Revivals of vaudeville were tried from time to time. Even the Square Theater lined up an eager row of young ones on stage,
along the footlights, in contests. The paddles had long elastics
with rubber balls on their ends. These were sent vigorously out over the front rows. A paddle miss put you out of competition!

Yoyos were introduced to the local population the same way. In the
above manner, vaudeville came back to its former venues, just a bit!

OldTheaterBuff

michaelc26
michaelc26 on October 15, 2005 at 10:03 am

Go to ChevalierTheatreOrgan.org, to find out about the 2/9 Wurlizer
theatre organ being restored at the Chevalier Theatre.
The theatre was the old high school auditorium and an organ chamber was created when the theatre was renovated. the society is a 501©
charity and is looking for donations towards the $55,000.00 needed to fully restore the organ.

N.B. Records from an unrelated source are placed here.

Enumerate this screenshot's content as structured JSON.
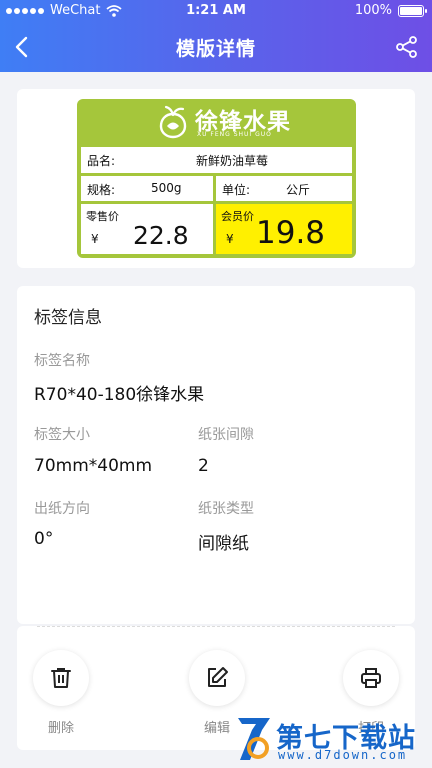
{
  "status": {
    "carrier": "WeChat",
    "time": "1:21 AM",
    "battery": "100%"
  },
  "nav": {
    "title": "模版详情"
  },
  "label": {
    "brand_cn": "徐锋水果",
    "brand_en": "XU FENG SHUI GUO",
    "product_key": "品名:",
    "product_value": "新鲜奶油草莓",
    "spec_key": "规格:",
    "spec_value": "500g",
    "unit_key": "单位:",
    "unit_value": "公斤",
    "retail_key": "零售价",
    "retail_currency": "¥",
    "retail_price": "22.8",
    "member_key": "会员价",
    "member_currency": "¥",
    "member_price": "19.8",
    "colors": {
      "background": "#a5c63b",
      "member_highlight": "#fff000"
    }
  },
  "info": {
    "section_title": "标签信息",
    "name_key": "标签名称",
    "name_value": "R70*40-180徐锋水果",
    "size_key": "标签大小",
    "size_value": "70mm*40mm",
    "gap_key": "纸张间隙",
    "gap_value": "2",
    "direction_key": "出纸方向",
    "direction_value": "0°",
    "paper_key": "纸张类型",
    "paper_value": "间隙纸"
  },
  "actions": [
    {
      "label": "删除",
      "icon": "trash-icon"
    },
    {
      "label": "编辑",
      "icon": "edit-icon"
    },
    {
      "label": "打印",
      "icon": "printer-icon"
    }
  ],
  "watermark": {
    "cn": "第七下载站",
    "en": "www.d7down.com",
    "color": "#1666c9"
  },
  "theme": {
    "header_gradient": [
      "#3f7ef5",
      "#6e4fe6"
    ]
  }
}
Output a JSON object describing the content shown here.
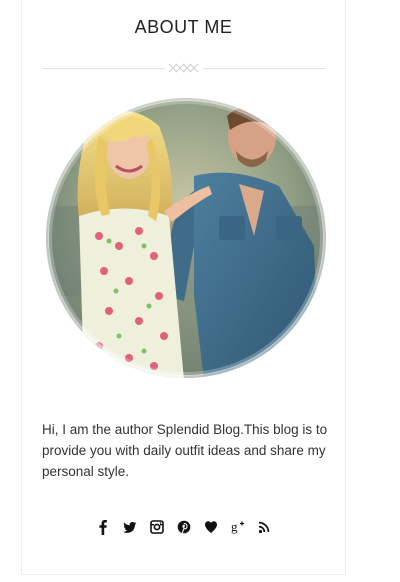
{
  "widget": {
    "title": "ABOUT ME",
    "bio": "Hi, I am the author Splendid Blog.This blog is to provide you with daily outfit ideas and share my personal style."
  },
  "social": [
    {
      "name": "facebook-icon"
    },
    {
      "name": "twitter-icon"
    },
    {
      "name": "instagram-icon"
    },
    {
      "name": "pinterest-icon"
    },
    {
      "name": "heart-icon"
    },
    {
      "name": "google-plus-icon"
    },
    {
      "name": "rss-icon"
    }
  ],
  "colors": {
    "text": "#222222",
    "border": "#ececec",
    "divider": "#e2e2e2"
  }
}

Monday October 17,2005 at 7:30 PM at the Medford Public library, the society will be giving a presentation on the important part theatre organs played in the so called silent film era.

Ron Newman
Ron Newman on April 15, 2006 at 3:24 pm

This building now contains Anthony’s Wine and Liquors, along with two smaller storefronts. The liquor store’s address is 269-267 Spring Street. That is probably how the theatre should be listed here, unless someone has another address from an old advertisement or directory.

Burlington13
Burlington13 on May 30, 2008 at 2:14 pm

This theatre was on Spring Street, around the corner from the old car barns on Salem St. I think they made the second floor into a pool room or it was in the next building on the second floor. The area in front of the theatre was called a square but I forget the name of it, does anyone remember?

elpowers36
elpowers36 on November 2, 2008 at 12:43 am

circa 1943-1954: The Fellsway Theater was in Stevens Square (formerly named Haines Square) at the junction of Spring Street and Salem Street. To the left of the theater on the corner was a drugstore and above the drugstore was a dentist office. To the right of the theater was a liquor store, hair salon/barber shop, and on the corner was a branch of the Medford Savings Bank. Above those businesses was a pool hall. The “Car Barns” (trolley and bus yard) was to the rear of the theater. The kids used to call the theater “The Bug House” and the long-time theater usher was a man called “Charlie”. There was always a double feature, Coming Attractions, Newsreel, and a cartoon. At the Saturday matinee there was also an episode of a Serial. During the War they used to turn on the house lights between the double feature and collect money for war bonds.